The inability to mesh stored knowledge with human expertise is why so many attempted KM projects have failed, souring IT on the idea of KM, according to Bob Bauer, CTO of Stamford, Ct.-based Xerox Global Services.

“The singular focus that powered IT growth was [that] IT spent money by arguing there was all this data out there: ‘Let’s get it patterned and manage it better, and that will give us the ability to make better decisions,’ ” Bauer explains. “But they got lost because they got focused on trying to create transactions of data with data when the fact is that any decision process or action based on valuable transactions involves people. Someone has to make a decision, whether it’s a tactical choice or a strategic decision.”

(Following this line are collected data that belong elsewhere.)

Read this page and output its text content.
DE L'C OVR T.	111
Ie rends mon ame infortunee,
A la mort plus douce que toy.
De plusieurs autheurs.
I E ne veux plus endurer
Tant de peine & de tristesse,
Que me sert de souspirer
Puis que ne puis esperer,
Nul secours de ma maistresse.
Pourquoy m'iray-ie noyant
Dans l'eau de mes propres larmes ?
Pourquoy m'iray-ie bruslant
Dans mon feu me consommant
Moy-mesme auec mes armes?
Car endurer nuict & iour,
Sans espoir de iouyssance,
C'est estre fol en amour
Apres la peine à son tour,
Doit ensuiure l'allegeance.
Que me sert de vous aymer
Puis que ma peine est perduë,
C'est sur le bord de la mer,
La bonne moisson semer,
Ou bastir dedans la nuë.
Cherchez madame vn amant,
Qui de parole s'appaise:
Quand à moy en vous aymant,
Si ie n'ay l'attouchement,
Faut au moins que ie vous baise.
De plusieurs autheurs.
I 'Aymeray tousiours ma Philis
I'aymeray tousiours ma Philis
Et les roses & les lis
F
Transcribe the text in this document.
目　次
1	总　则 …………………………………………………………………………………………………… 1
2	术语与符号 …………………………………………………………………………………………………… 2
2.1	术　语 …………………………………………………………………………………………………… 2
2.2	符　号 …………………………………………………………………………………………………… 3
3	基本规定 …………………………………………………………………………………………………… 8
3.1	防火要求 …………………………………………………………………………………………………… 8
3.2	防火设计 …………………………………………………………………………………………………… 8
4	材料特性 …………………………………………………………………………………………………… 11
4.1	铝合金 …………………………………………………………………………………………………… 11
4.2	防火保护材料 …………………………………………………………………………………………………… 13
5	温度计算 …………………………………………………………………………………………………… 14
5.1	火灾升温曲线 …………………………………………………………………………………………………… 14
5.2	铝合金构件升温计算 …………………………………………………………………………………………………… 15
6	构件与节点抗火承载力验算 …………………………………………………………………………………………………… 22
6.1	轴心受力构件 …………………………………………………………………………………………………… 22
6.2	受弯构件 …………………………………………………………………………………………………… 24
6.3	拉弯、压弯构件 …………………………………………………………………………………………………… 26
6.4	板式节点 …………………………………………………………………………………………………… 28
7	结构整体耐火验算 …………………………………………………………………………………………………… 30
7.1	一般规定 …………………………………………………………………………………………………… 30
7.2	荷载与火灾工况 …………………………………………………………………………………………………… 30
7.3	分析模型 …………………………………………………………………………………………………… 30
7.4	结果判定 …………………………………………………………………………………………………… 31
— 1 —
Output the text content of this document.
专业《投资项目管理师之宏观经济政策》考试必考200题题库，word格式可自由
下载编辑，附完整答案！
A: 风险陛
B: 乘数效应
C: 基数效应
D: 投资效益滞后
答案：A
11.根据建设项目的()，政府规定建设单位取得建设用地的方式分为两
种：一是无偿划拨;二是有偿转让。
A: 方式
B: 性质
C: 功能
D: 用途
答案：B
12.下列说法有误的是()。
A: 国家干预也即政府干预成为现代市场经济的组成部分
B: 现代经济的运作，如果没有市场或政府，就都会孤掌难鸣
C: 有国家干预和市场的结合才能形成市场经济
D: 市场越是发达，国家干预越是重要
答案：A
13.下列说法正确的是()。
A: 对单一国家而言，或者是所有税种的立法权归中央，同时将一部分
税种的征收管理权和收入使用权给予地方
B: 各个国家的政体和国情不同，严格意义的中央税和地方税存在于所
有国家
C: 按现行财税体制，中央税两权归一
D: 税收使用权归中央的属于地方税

“Data in these systems can only be made actionable by people. That’s the genesis of a successful IT view,” Bauer adds.

One of CGE&Y’s high-payback KM projects is simple in concept but upends an IT behavior norm that is based on a tacit assumption: Low-cost work is the easiest to commodify so that’s what you target for automation. But that approach ends up replacing the smallest amount of your total costs. Instead, CGE&Y is targeting high-cost work bought by the largest capital-markets firm on Wall Street by developing resources to reuse expertise gained from outside counsel.